Noah Weiss (foursquare) on Stanford + NYC

Noah Weiss (pictured above, in the Stanford shirt with his NYC kickball team) is Product Manager at Foursquare. He lives and works in New York City. Noah graduated from Stanford with a B.A. in Science, Technology, and Society.
Everyone agrees more startups could help push NYC’s economy beyond its traditional strengths: finance, media, and advertising. An influx of new engineers would help the cause. Fortunately, NYC is already filled with strong engineering programs within its five boroughs and surrounded by universities in the northeast that produce thousands of new engineering grads every year.
Yet still, Silicon Alley continues to live up to its diminutive nickname relative to Silicon Valley. There are no shortage of reasons why, or essays written investigating the topic. One significant explanation is clear just by looking at a map: Silicon valley has Stanford University sitting at the epicenter, whereas NYC is over 3,000 miles away. The university has been just one of many factors in explosion of tech startups (many of which were founded by faculty, alumni, and students) in the last half-century that have sprouted up within a short drive of the campus. But Stanford’s unique culture of entrepreneurship, combined with its top ranking engineering programs, has undoubtedly played a major role.
No matter what you study at Stanford, it’s hard to graduate without wanting at some point to found a company — or at least work at a fast-growing startup. From freshman orientation when you walk around buildings named after companies founded at Stanford that cover the Nasdaq billboard in Times Square; to junior year when you try to sign up for a class called E145: Technology Entrepreneurship, only to find enrollment is threefold oversubscribed and requires a written application for the privilege of listening to tech CEOs and venture capitalists hold Q&A classes; to the senior year career fairs when the lines next to Google, Facebook, and the latest hot venture back companies dwarf the Fortune 100 stalwarts like GE and Accenture; it is nearly impossible to leave Stanford immune to the startup bug.

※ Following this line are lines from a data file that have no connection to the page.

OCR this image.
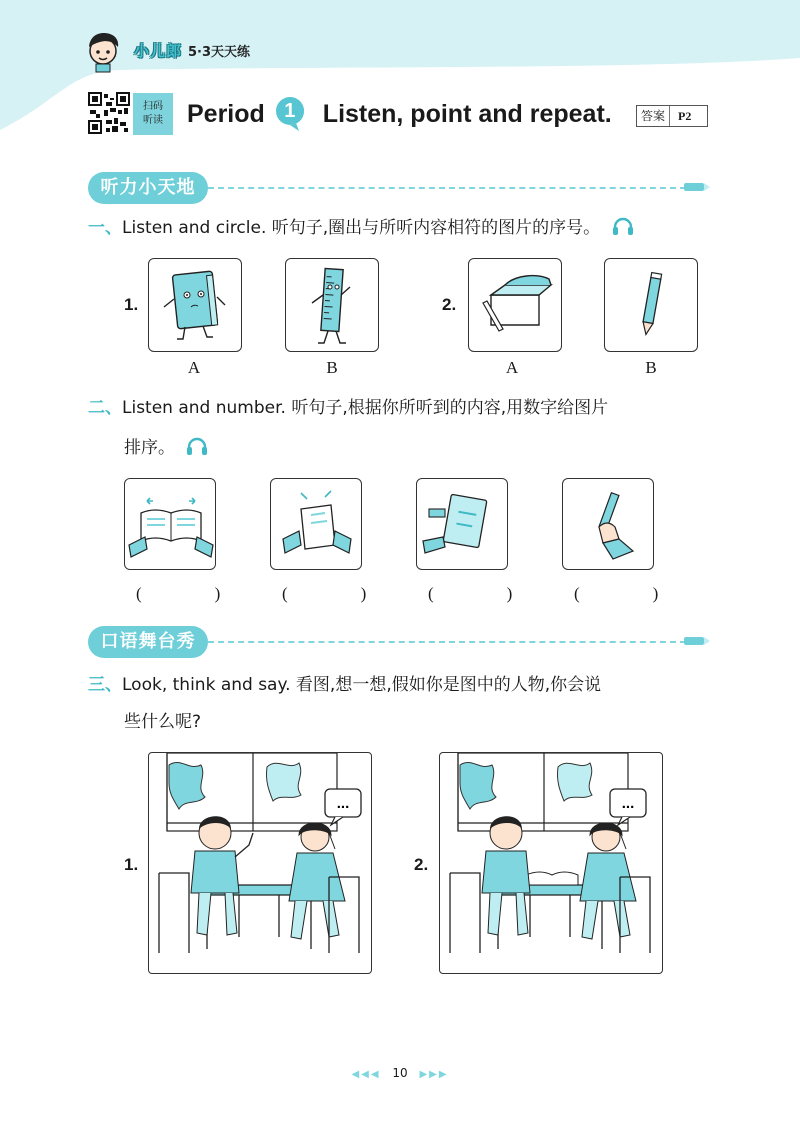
小儿郎 5·3天天练
扫码
听读 Period 1	Listen, point and repeat.	答案	P2
听力小天地
一、Listen and circle. 听句子,圈出与所听内容相符的图片的序号。
1.
A	B
2.
A	B
二、Listen and number. 听句子,根据你所听到的内容,用数字给图片
排序。
(　) (　) (　) (　)
口语舞台秀
三、Look, think and say. 看图,想一想,假如你是图中的人物,你会说
些什么呢?
1.
...
2.
...
◀◀◀ 10 ▶▶▶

I felt that personally after graduating in 2008 when I moved back home to NYC to work for Google. It certainly wasn’t a startup at the time, but it was the perfect training ground for learning how I would build my own company. Earlier this year, I left to work at startup born and raised in NYC: foursquare. My next stop a few years from now: founding my own company, hopefully in the city, and likely with a handful of Stanford grads and foursquare alumni.
That’s a fairly typical path for computer science grads. It hasn’t surprised me to find my engineering classmates working at the top tech companies, from the giants like Google and Microsoft, to fast-growing adolescents like Facebook and Twitter, to startups like Quora and foursquare. I expected that. What has been startling is seeing the friends who moved to NYC to work as strategy consultants and investment bankers — that transcontinental pipeline of talent has been well-honed for years — move in droves to work at local New York startups. From a banker turned data analyst at Yipit, to a strategy consultant turned operations manager at Birchbox, to a management consultant turned venture capitalist associate at Union Square Ventures, the surprise has been my non-technical Stanford friends cutting their salaries in half or more to get a chance to help build a company from scratch. They, too, couldn’t escape Stanford’s entrepreneurship bug.
As a native New Yorker who could never imagine living further than five minutes from the nearest subway line, I spent years at Stanford selling classmates from all majors on why there’s no better place to work than NY in your twenties. Now, as I sit on a flight to San Francisco to help foursquare recruit its next generation of engineers at the exact career fair I stood at four years ago, my task is also to convince students that building a career in tech in NYC is a worthwhile investment.
If Stanford had an engineering and business campus outpost in NYC, my pitch for new grads moving here would be markedly easier. The thousands of highly-trained engineers joining the workforce every year would certainly help. Even more useful would be that Stanford’s culture of entrepreneurship would have to travel only a few subway stops instead of a few thousand miles. Foursquare would appreciate the influx of local talent, but the city itself would benefit even more from the droves of companies that would spring up around a StanfordNYC campus.
This Wednesday, I look forward to recruiting as many amazing Stanford engineers as I can from the career fair. I hope that two years from now, I won’t have to travel nearly as far.